Nabucco (short for Nabucodonosor, English Nebuchadnezzar) is an Italian-language opera in four acts composed in 1841 by Giuseppe Verdi to an Italian libretto by Temistocle Solera, based on the Biblical story and the 1836 play by Auguste Anicet-Bourgeois and Francis Cornue. It was first performed in Milan on 9 March 1842 under the original name of Nabucodonosor.
The success of Verdi's first opera Oberto resulted in Bartolomeo Merelli, La Scala's impresario, offering Verdi a contract for three more works. After the failure of his second opera Un giorno di regno in 1840, he vowed to not compose, but was persuaded by Merelli to write Nabucco. Nabucco was the third work in this genre and is the opera which is considered to have permanently established his reputation as a composer. Nabucco follows the plight of the Jews as they are assaulted, conquered, and subsequently exiled from their homeland by the Babylonian King Nabucco (in English, Nebuchadnezzar).
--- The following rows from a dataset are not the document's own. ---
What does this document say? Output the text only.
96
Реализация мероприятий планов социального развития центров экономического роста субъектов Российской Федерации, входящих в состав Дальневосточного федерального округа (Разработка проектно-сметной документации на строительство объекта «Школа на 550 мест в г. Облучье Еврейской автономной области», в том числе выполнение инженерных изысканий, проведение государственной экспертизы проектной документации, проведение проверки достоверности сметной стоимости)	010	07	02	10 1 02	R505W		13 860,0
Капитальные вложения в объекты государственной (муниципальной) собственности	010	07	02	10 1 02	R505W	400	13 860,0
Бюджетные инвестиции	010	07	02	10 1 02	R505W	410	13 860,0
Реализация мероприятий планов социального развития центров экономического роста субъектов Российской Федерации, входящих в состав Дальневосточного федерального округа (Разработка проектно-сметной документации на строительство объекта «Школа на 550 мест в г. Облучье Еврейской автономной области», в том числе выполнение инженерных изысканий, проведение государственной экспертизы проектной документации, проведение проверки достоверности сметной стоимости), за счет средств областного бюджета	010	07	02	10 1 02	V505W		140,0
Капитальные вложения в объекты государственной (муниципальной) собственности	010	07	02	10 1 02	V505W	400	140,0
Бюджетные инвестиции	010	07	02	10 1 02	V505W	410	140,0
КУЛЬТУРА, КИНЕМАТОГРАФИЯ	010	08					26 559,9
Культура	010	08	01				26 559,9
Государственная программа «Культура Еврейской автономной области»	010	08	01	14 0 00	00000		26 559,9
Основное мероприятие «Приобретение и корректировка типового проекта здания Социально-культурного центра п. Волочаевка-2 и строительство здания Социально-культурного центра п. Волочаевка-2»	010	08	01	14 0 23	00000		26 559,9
The historical events are used as background for a romantic and political plot.
The definitive name of Nabucco for the opera (and its protagonist) was first used at a performance at the San Giacomo Theatre of Corfu in September, 1844. Nonetheless, a more plausible alternative for the establishment of this abbreviated form claims that it was the result of a revival of the opera in Teatro Giglio of Lucca.